Plusieurs suites possibles : classement sans suite, alternatives aux poursuites (rappel à la loi, médiation pénale, composition pénale), ouverture d'une information judiciaire (juge d'instruction), citation à comparaître devant le tribunal correctionnel, comparution sur reconnaissance préalable de culpabilité (CRPC, plaider-coupable), comparution immédiate dans les cas les plus urgents. Le procureur de la République décide.

Combien de temps avant l'audience correctionnelle ?

Très variable selon le mode de saisine. Une comparution immédiate intervient le jour même ou dans les jours qui suivent. Une convocation classique du procureur prévoit en général une audience entre trois et douze mois après la garde à vue. Une audience après instruction peut intervenir plusieurs années après les faits. Cette durée doit être anticipée dans la stratégie de défense.

Mon casier judiciaire peut-il être effacé ?

Oui, plusieurs mécanismes existent. La condamnation peut être effacée automatiquement après un délai variable selon la peine prononcée (3, 5, 10 ou 40 ans). Une demande de réhabilitation judiciaire peut être présentée plus tôt sous conditions. Une demande d'effacement anticipé du Bulletin n°2 peut être sollicitée auprès du tribunal correctionnel. Le cabinet vous conseille sur la voie la plus rapide et la plus adaptée.

Suis-je obligé de répondre aux questions des policiers ?

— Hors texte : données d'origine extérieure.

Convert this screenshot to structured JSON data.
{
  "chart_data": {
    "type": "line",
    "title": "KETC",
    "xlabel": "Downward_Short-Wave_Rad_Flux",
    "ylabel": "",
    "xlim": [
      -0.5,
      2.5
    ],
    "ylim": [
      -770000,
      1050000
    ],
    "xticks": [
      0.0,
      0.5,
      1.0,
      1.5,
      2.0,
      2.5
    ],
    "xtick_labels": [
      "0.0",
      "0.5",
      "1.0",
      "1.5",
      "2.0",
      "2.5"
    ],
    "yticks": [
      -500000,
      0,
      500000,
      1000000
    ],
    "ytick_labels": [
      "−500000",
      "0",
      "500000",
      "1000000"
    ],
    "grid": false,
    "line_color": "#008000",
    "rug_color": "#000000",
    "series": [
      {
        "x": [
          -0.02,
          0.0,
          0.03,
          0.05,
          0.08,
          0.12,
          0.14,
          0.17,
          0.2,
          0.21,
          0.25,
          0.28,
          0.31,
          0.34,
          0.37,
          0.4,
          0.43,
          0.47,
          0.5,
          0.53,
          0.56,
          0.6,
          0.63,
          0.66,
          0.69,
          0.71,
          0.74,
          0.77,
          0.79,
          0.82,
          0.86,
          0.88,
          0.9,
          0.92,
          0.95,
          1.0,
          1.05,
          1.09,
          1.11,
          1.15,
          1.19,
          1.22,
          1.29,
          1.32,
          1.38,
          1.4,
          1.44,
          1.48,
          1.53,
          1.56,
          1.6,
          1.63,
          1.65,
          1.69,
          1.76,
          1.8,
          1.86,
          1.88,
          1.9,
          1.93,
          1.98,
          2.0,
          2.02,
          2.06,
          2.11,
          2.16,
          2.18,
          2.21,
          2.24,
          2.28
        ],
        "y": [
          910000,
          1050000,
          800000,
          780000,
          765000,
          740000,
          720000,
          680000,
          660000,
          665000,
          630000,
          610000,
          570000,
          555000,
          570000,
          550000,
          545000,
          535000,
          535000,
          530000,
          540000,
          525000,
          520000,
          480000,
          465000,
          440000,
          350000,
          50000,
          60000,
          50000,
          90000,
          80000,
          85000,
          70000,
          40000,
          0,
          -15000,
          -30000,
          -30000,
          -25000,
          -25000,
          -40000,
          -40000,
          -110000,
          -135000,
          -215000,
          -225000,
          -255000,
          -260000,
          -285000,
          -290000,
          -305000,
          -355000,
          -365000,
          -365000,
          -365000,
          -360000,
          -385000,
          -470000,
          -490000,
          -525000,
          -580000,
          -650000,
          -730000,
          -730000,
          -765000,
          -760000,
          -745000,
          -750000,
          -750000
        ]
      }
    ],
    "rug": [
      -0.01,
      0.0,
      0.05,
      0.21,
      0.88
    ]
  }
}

Non. Le droit au silence est garanti par la loi et doit vous être notifié dès le placement en garde à vue ou au début d'une audition libre. L'usage de ce droit ne peut être retenu contre vous. Mais l'opportunité de l'utiliser — total, partiel ou pas du tout — se discute avec un avocat en fonction de la nature des faits et des éléments du dossier. Une réponse mal préparée peut être plus dommageable qu'un silence assumé.

Si je suis victime, comment me constituer partie civile ?

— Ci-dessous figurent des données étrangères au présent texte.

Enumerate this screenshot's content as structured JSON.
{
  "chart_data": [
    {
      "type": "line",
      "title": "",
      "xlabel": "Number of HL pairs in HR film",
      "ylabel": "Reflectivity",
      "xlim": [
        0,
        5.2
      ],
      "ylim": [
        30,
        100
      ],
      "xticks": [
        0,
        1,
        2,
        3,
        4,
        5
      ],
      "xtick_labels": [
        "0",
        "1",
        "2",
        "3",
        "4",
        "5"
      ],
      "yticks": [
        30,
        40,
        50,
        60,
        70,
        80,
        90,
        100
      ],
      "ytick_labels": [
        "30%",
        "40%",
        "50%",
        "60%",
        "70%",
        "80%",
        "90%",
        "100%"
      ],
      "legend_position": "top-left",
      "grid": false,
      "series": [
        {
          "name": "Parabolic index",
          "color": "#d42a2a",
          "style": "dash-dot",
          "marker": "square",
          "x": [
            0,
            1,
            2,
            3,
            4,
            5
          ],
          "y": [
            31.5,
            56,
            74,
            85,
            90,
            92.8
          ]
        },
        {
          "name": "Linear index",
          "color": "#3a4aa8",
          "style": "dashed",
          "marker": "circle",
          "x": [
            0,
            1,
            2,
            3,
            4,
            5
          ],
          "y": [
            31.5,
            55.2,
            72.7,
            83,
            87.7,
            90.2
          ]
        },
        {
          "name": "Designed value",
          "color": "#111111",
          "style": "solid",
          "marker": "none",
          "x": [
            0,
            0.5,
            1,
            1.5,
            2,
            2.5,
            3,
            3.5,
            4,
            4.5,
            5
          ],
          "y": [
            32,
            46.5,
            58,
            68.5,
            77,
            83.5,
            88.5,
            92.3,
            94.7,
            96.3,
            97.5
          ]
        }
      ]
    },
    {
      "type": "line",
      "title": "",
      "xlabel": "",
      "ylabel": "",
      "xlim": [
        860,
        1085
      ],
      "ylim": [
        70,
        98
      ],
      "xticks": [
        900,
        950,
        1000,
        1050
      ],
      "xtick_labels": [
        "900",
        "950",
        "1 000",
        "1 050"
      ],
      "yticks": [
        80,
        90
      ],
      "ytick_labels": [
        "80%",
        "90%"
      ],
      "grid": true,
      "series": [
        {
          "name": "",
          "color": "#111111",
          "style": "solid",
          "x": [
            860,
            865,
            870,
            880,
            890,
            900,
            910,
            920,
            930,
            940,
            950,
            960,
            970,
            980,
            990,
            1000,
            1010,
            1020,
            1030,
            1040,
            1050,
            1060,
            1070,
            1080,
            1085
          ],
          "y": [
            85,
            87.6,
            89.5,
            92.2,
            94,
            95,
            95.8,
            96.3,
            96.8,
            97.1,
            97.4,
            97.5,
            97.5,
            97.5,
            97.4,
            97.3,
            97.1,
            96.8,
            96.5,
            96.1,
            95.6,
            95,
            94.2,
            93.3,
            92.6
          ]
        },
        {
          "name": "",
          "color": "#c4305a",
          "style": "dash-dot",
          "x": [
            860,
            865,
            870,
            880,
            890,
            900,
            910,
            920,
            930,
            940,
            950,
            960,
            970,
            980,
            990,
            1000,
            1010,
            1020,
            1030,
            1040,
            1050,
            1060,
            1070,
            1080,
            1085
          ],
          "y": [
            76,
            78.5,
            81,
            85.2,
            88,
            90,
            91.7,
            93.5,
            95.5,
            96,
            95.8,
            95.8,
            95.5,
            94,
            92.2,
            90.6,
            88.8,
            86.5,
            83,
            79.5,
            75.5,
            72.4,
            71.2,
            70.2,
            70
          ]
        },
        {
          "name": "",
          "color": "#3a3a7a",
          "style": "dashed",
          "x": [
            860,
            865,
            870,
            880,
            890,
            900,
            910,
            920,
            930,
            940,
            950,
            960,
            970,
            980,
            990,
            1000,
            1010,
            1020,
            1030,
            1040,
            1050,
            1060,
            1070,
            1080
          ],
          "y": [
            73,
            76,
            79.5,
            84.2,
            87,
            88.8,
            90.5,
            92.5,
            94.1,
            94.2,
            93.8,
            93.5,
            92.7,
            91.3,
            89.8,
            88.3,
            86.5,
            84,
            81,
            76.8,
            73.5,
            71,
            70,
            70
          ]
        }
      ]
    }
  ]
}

Plusieurs voies coexistent. Le plus simple : déposer plainte au commissariat ou à la gendarmerie, puis se constituer partie civile lorsque la procédure est ouverte. Si la plainte est classée sans suite, vous pouvez déposer une plainte avec constitution de partie civile devant le doyen des juges d'instruction (consignation à prévoir) ou citer directement l'auteur devant le tribunal correctionnel. Pour les infractions graves, la CIVI permet une indemnisation par le Fonds de garantie.

Qu'est-ce qu'une comparution immédiate ?

C'est la procédure la plus rapide : la personne déférée par le procureur est jugée le jour même ou dans les jours qui suivent, après la garde à vue. Elle peut être proposée pour les délits punis d'au moins six mois d'emprisonnement (en cas de flagrance) ou de deux ans (hors flagrance). La personne peut demander un délai pour préparer sa défense, ce qui entraîne souvent un placement en détention provisoire dans l'attente. Le rôle de l'avocat est central : conseiller le client sur l'opportunité d'accepter le jugement immédiat ou de demander un renvoi.